The short version is that if you are born on the wrong side of the date they use to group kids into age levels you are likely to be a year younger than the other kids you are playing ice hockey with and therefore a year smaller than them too.
That is going to make them look like they are better players than you are — and they will be too. A year at 10 is a huge difference, a huge advantage. And then we compound that advantage, by giving the older kids more practice, more experience in games and then more experience and more practice until there is no way the kid who happened to be born on the wrong side of the cut off date has any chance of catching up.
Essentially he shows that if you put in 10, hours on any task you will be highly proficient at that task.
Innate ability does not exist and ability is actually a function of effort expended. This is both liberating and incredibly challenging.
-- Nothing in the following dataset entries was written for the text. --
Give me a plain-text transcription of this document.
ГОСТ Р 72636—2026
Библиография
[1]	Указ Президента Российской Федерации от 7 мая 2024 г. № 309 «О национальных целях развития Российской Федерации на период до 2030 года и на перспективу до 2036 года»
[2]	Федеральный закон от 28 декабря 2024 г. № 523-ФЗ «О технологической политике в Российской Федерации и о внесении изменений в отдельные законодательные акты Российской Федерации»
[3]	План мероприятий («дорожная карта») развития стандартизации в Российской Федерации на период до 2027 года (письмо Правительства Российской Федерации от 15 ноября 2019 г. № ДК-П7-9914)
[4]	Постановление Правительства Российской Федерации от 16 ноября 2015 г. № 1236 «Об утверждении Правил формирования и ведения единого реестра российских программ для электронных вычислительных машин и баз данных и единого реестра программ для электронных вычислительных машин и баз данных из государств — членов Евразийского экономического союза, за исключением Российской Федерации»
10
Challenging, because ultimately we are responsible for our own success as we are directly responsible for how much effort we are prepared to put in.Mar 06, · Malcolm Gladwell hasn't written much about American health care.
But that doesn’t mean he hasn’t been thinking about it. And it sure hasn't stopped many of his powerful ideas like “tipping. At a recent event from the New York Public Library’s wonderful LIVE from the NYPL series, interviewer extraordinaire Paul Holdengräber sat down with Malcolm Gladwell — author of such bestselling books as The Tipping Point: How Little Things Can Make a Big Difference (public library), Blink: The.
Malcolm Timothy Gladwell CM (born September 3, ) is a Canadian journalist, author, and public speaker. He has been a staff writer for The New Yorker since He has written five books, The Tipping Point: How Little Things Can Make a Big Difference (), Blink: The Power of Thinking Without Thinking (), Outliers: The Story of Success (), What the Dog Saw: And Other Adventures.
Revisionist History is Malcolm Gladwell's journey through the overlooked and the misunderstood.
Every episode re-examines something from the past—an event, a person, an idea, even a song—and asks whether we got it right the first time.
From Panoply Media. Because sometimes the past deserves a .
Blink: The Power of Thinking Without Thinking - Kindle edition by Malcolm Gladwell. Download it once and read it on your Kindle device, PC, phones or tablets.
Use features like bookmarks, note taking and highlighting while reading Blink: The Power of Thinking Without Thinking. Jan 11, · Drawing on cutting-edge neuroscience and psychology and displaying all of the brilliance that made The Tipping Point a classic, Blink changes the way you'll understand every decision you make.
Never again will you think about thinking the same way.